Chronique

Action Bronson
SAAAB Stories

Vice / Atlantic - 2013

Il est désormais partout. Sur toutes les scènes d’Amérique et d’Europe, sur tous les réseaux sociaux et sur quelques-uns des albums qui comptent vraiment. Et si les fourneaux semblent définitivement derrière lui, Bronsolino semble avoir trouvé une certaine recette pour le succès. Un succès qui tiendrait à une alchimie entre un rythme de stakhanoviste, un goût pour la mise en scène déjantée et un enthousiasme contagieux. L’écho donné à chacune de ses nouvelles sorties semble à l’image de sa barbe rousse : il parait un peu plus volumineux chaque jour, jusqu’à se demander où cela va pouvoir s’arrêter.

Dernier né d’un cerveau agité, SAAAB Stories ne vante pas les mérites de la bagnole suédoise. Il déroule plutôt le tapis extensible de l’univers d’Action Bronson. Un monde où il est régulièrement question de bouffe, de femmes et de sportifs de second plan. Le catcheur Marty Jannetty, les grandes tiges Dikembe Mutumbo et Shawn Kemp, le batteur Jose Canseco, tous apparaissent brièvement dans cette mosaïque ponctuée de références inattendues. Un grand patchwork porté par une imagerie forte, où même les démonstrations de force flirtent entre le premier et le second degré.

« I been a grown man since I had a baby dick. » (« 72 Virgins »)

Un peu charmeur de serpent absurde, Bronson n’est pas juste une bête de cirque qui aurait troqué un nez rouge contre la barbe de Zangief. Il sert également des portraits plus sombres avec Flushing (Queens) en toile de fond. Avec l’appui de quelques hauts gradés pour donner le change – Prodigy et Raekwon notamment – notre fils d’immigré albanais n’œuvre pas tout à fait en solo. Mais les renforts sont en roue libre et leurs apparitions s’avèrent aussi dispensables qu’éphémères. Seul Wiz sort du lot sur « The Rockers »  avec un nouveau couplet chargé en THC et à la forme impeccable.

Au-delà de ces collaborations ponctuelles servies en pilotage automatique, SAAAB Stories est l’affaire d’un duo.

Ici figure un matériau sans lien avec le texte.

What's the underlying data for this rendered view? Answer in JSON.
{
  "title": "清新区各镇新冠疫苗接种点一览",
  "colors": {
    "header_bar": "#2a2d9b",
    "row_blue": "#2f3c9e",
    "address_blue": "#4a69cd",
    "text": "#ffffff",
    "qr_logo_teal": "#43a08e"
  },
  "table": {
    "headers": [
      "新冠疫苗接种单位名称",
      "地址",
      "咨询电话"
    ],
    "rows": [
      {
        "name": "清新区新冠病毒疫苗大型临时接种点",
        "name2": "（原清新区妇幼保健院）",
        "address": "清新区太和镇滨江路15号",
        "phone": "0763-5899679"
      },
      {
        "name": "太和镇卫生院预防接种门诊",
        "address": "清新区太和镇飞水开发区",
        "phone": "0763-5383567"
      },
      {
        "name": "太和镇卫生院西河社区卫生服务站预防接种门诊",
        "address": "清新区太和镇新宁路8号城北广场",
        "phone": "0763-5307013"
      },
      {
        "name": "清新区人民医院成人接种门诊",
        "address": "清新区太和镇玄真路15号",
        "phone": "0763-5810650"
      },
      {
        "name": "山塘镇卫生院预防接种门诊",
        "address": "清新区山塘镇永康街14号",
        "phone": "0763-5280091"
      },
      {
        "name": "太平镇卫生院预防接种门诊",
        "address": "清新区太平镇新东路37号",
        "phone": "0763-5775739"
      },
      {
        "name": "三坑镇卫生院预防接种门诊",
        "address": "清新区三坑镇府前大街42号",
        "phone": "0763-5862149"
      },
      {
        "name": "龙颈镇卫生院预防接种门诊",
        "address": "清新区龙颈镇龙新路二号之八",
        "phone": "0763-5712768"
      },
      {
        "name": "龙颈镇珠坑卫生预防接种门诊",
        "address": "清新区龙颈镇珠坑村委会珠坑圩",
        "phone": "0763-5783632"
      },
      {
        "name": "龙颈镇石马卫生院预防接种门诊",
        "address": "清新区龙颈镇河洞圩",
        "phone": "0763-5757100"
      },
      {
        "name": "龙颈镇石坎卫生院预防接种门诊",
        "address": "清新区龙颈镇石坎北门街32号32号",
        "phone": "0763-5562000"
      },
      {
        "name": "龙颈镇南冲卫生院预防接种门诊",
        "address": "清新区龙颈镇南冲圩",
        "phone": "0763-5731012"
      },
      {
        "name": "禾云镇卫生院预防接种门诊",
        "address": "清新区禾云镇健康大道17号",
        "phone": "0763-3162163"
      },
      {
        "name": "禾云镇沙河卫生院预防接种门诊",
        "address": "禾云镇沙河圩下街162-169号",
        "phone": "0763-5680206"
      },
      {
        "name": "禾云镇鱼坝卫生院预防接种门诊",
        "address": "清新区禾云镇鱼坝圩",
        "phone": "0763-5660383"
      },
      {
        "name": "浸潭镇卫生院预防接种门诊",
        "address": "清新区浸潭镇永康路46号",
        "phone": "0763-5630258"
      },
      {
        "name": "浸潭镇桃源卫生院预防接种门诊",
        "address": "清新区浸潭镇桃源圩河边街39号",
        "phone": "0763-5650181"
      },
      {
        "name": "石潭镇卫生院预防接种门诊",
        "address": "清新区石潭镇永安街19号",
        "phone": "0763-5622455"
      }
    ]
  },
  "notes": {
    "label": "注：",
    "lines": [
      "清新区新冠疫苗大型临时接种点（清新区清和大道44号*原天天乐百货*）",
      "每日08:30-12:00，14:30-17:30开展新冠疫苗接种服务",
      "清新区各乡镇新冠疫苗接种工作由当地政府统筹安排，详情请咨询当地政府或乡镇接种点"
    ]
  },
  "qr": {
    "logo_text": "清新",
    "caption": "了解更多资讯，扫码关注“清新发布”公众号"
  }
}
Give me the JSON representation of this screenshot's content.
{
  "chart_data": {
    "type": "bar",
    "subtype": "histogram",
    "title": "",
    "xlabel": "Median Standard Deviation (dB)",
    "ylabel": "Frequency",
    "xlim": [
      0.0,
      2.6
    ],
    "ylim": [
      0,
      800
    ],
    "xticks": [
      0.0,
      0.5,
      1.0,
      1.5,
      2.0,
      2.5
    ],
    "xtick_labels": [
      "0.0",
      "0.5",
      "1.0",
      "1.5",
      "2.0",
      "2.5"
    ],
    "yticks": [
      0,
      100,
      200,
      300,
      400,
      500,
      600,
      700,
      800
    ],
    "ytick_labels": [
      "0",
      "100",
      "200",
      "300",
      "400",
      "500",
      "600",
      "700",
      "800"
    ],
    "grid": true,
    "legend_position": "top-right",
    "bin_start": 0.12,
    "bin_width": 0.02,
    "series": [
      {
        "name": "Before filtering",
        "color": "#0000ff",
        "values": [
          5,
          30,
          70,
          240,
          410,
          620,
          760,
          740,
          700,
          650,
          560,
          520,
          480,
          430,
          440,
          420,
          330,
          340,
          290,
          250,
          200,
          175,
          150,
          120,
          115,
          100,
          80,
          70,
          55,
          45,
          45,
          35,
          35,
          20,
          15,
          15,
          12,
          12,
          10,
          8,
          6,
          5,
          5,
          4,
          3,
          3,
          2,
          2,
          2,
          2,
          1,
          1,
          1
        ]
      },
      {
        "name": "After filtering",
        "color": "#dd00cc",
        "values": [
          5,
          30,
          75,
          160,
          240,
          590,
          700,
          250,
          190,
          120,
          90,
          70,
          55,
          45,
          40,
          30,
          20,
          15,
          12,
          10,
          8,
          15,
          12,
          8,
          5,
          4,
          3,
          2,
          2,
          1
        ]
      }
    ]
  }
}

Celui que l’ancien cuistot forme avec le prolifique producteur de Brooklyn Harry Fraud, à l’origine de l’ensemble des productions de cet EP. Une approche qui s’inscrit dans une certaine lignée, une continuité pour Action Bronson qui avait mené le séminal Dr. Lecter avec Tommy Mas, l’excellent Blue Chips avec Party Supplies et l’inégal Rare Chandeliers avec Alchemist. Sept titres, sept productions aux petits oignons et le reflet de l’étendue de la palette de Harry, l’autre magicien. « La musica de Harry Fraud » mêle adroitement le boom-bap brut (« Strictly 4 My Jeeps »), les envolées enfumées (« Triple Backflip », « The Rockers ») et les petites boucles sombres et minimalistes qu’on croirait extraites de H.N.I.C. (« Seven Series Triplets »). L’alchimie opère et laisse place à quelques moments franchement jouissifs – « The Rockers » et « 2 Virgins » en tête.

Concis et bien mené, SAAAB Stories se déguste comme un antipasto, à mi-chemin entre une entrée et un vrai plat de résistance. Aussi savoureux soit-il, il laisse cependant un goût de trop peu. On peut néanmoins compter sur l’appétit gargantuesque du gros rouquemoute pour ne pas nous laisser sur notre faim.